1. Des éléments théoriques
1.1. La compétence scripturale, une notion à plusieurs composantes
Selon Dabène (1987 : 39), la compétence scripturale fait partie de la compétence langagière et est composée de savoirs, de savoir-faire et de représentations.
Au sein des savoirs, Dabène (1987 ; 1991) distingue les composantes linguistique, sémiotique et socio-pragmatique. La composante linguistique porte sur le lexique, la morphosyntaxe et l’orthographe, la composante sémiotique sur « le fonctionnement propre du signe graphique en tant que porteur de signification » (Dabène, 1987 : 44) et sur « des éléments non verbaux : calligraphie, typographie, organisation dans l’"aire scripturale" » (Dabène, 1991 : 16). Quant à la composante socio-pragmatique, elle renvoie aux « fonctions sociales de l’écrit dans une société donnée » (1991 : 16) et aux relations entre la production et la réception, c’est-à-dire aux connaissances en lien avec l’adaptation aux situations de communication. S’inscrivant dans la même perspective que Dabène (1987 ; 1991), Lord (2009), repris par Colognesi (2015) et par Wang (2019), complète cette typologie en ajoutant dans les savoirs trois autres composantes : générique (en lien avec les types de textes et les genres), textuelle (en lien avec la grammaire de texte) et encyclopédique (en lien avec les sujets traités). Pour les savoir-faire, Dabène (1987) opère deux catégories : les savoir-faire textuels et les savoir-graphier. Les premiers renvoient « à la maîtrise des contraintes qui visent à assurer l’enchaînement discursif des phrases » (Dabène, 1987 : 55). Selon Colognesi (2015 : 29-30), les savoir-faire textuels actualisent les savoirs linguistiques, textuels, socio-pragmatiques, génériques et encyclopédiques. Se rapportant « au travail de la main et de l’œil » (Dabène, 1987 : 60), les savoir-graphier ont trait aux aspects graphiques, sémiotiques et matériels.
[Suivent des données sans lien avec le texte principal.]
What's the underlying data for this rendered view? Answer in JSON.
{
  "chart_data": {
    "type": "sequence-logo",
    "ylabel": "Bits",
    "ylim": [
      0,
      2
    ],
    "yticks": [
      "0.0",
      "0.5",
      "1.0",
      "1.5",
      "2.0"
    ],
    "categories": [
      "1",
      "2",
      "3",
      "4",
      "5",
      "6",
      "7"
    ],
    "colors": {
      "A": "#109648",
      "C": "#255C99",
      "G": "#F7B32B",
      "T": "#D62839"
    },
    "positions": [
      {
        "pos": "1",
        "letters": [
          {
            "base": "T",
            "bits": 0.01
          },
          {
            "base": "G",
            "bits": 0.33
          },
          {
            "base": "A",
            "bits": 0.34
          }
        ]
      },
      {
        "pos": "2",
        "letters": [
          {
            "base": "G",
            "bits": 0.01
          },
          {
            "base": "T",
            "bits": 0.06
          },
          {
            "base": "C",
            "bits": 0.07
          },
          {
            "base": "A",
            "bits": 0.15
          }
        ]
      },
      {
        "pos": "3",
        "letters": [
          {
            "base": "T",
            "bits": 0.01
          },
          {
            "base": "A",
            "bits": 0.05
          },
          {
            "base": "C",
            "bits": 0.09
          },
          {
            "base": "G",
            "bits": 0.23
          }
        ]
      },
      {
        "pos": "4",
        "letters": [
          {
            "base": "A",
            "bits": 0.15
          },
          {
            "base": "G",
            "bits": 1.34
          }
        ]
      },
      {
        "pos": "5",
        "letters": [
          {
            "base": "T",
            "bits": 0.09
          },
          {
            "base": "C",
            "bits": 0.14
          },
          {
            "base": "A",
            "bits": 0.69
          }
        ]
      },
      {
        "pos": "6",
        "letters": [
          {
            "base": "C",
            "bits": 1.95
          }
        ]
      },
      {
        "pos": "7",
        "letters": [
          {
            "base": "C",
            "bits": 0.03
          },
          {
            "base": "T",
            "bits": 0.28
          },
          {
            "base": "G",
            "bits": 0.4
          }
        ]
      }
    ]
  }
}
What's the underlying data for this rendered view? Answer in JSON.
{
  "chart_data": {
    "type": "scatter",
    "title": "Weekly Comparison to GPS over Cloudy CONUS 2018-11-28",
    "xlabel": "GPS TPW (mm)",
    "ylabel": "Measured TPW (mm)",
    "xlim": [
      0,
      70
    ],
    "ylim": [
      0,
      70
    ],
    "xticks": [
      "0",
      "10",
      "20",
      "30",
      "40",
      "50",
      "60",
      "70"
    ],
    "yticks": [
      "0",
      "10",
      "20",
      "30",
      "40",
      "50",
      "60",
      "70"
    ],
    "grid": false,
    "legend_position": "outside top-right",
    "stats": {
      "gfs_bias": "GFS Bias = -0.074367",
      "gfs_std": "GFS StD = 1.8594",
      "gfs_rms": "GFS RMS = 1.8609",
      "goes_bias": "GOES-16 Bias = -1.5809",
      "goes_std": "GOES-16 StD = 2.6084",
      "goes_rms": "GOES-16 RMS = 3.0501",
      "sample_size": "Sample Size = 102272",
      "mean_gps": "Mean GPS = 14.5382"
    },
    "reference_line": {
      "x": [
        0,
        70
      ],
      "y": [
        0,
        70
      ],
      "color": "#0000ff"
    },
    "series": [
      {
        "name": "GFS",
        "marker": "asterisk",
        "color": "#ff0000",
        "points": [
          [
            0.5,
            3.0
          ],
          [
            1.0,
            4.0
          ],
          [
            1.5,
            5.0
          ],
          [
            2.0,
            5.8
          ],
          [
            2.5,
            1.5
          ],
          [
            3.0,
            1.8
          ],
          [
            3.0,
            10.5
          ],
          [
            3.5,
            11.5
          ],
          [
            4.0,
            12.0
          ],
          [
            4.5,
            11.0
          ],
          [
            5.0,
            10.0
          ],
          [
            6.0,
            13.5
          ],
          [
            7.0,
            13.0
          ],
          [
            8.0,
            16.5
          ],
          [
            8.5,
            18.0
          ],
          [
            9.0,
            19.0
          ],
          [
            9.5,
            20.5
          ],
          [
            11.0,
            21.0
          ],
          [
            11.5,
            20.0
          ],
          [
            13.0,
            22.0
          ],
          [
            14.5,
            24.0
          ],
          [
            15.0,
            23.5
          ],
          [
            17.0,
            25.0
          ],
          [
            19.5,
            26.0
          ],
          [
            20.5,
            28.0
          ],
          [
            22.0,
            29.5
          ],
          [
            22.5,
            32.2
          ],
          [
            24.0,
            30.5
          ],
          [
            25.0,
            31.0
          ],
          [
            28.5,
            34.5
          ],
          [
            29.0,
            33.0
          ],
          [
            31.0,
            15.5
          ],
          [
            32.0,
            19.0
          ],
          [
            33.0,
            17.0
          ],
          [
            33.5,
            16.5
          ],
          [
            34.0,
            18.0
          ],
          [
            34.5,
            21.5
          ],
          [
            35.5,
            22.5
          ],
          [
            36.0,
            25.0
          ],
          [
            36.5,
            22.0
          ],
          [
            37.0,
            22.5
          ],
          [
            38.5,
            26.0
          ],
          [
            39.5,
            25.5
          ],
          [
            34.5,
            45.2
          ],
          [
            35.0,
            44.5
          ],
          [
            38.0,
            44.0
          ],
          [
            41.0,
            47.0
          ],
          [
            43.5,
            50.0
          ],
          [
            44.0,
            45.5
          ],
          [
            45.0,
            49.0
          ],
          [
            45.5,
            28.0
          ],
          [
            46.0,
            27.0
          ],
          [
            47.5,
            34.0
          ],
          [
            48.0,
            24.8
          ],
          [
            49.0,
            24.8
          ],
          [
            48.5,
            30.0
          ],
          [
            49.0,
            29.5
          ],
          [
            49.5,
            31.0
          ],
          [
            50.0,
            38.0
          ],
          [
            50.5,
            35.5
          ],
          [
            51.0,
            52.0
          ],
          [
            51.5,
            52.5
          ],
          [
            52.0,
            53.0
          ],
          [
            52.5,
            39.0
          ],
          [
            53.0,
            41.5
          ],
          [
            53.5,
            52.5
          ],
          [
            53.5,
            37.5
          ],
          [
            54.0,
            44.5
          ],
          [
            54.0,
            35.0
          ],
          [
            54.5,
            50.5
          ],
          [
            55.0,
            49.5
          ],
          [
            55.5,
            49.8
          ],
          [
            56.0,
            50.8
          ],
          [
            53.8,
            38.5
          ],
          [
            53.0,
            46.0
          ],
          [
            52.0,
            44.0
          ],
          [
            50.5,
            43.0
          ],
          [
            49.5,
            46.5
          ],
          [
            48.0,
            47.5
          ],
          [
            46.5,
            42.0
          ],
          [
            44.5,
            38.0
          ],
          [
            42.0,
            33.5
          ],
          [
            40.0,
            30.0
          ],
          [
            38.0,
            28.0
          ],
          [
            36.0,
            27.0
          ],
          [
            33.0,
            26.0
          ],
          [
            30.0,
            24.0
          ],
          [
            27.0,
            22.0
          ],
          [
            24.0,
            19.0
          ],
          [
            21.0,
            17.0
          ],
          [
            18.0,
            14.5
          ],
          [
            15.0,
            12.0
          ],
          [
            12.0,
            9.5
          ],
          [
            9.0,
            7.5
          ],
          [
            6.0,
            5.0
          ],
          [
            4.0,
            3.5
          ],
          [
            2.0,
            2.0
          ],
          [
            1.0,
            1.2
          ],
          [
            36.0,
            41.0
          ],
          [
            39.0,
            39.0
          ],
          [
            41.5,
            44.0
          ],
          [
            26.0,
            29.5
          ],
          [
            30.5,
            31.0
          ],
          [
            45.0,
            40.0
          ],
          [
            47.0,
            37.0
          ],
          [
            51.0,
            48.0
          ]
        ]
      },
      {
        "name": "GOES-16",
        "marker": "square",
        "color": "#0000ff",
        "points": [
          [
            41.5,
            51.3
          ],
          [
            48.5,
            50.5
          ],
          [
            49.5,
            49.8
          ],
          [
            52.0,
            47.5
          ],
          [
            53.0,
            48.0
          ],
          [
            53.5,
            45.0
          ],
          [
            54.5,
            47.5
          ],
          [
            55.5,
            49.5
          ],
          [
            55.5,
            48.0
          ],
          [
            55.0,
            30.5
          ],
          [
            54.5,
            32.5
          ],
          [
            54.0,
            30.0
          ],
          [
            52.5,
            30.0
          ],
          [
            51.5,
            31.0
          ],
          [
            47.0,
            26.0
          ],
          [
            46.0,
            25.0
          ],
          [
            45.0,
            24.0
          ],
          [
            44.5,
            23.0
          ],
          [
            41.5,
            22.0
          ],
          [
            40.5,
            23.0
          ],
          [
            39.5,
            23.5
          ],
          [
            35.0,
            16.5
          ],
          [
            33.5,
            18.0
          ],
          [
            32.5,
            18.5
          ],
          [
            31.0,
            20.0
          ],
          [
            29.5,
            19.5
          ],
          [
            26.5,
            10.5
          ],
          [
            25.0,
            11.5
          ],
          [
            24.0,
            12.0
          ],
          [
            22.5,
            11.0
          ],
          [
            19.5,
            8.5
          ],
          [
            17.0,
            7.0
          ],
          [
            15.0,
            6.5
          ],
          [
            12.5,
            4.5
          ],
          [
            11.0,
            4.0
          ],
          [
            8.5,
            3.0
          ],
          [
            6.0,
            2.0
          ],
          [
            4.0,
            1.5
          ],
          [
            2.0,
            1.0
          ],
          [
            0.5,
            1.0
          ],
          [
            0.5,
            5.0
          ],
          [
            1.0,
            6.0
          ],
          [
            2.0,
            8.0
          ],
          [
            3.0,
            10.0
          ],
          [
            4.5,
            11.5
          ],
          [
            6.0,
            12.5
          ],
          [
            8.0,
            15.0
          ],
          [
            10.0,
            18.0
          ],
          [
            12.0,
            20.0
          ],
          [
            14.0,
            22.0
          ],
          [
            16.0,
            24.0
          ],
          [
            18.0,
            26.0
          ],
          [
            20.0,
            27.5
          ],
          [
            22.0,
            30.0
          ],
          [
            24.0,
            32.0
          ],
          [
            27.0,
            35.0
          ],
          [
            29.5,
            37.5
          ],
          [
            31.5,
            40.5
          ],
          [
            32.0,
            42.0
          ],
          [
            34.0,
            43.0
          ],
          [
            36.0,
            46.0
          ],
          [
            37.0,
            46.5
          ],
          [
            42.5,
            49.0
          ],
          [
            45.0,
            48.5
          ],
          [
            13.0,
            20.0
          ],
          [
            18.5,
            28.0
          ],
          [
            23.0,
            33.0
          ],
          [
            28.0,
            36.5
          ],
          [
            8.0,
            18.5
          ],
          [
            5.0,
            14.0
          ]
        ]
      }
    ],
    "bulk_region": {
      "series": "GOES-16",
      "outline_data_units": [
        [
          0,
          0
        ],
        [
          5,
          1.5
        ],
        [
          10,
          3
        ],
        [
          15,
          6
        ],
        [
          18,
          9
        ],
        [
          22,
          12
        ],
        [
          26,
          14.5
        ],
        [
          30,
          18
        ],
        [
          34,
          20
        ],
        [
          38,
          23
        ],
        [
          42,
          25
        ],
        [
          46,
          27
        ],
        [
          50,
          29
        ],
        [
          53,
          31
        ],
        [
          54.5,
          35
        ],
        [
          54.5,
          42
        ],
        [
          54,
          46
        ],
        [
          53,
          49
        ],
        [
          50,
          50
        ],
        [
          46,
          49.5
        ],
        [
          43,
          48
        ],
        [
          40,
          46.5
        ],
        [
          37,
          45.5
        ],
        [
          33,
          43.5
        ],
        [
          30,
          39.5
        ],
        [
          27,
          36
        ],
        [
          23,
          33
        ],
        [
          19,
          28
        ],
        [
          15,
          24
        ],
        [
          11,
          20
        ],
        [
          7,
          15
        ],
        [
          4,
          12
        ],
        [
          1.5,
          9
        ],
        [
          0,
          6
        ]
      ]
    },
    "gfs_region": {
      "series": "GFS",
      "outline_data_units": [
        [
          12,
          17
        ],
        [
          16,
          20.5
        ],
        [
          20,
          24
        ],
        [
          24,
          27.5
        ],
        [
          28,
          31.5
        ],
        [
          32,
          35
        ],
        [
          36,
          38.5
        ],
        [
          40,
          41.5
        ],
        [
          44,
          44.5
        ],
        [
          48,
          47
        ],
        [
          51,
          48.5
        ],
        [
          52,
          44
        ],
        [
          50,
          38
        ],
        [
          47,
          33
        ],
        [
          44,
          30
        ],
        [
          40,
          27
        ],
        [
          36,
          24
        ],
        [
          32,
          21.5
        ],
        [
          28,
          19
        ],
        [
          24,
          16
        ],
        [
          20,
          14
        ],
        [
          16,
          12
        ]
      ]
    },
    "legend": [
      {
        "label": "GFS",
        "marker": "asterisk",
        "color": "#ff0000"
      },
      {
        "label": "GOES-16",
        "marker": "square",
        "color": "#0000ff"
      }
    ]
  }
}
Le « modèle de la compétence scripturale » envisage l’écriture non seulement en termes de maitrise de savoirs et de savoir-faire, mais aussi dans sa composante qui renvoie au « rapport singulier et complexe que chacun entretient avec l’écriture » (Lafont-Terranova, Niwese et Colin, 2016 : §5). On retrouve cette composante que Dabène (1987 : 62) appelle « motivations-représentations » chez les didacticiens de l’écriture sous l’appellation de rapport à l’écriture (Barré-De Miniac, 2000/2015 ; Penloup, 2000 ; Chartrand et Blaser, 2008 ; Lafont-Terranova, 2009 ; Niwese, 2010 ; Colin, 2014 ; Colognesi, 2015 ; Lafont-Terranova, Blaser et Colin, 2016).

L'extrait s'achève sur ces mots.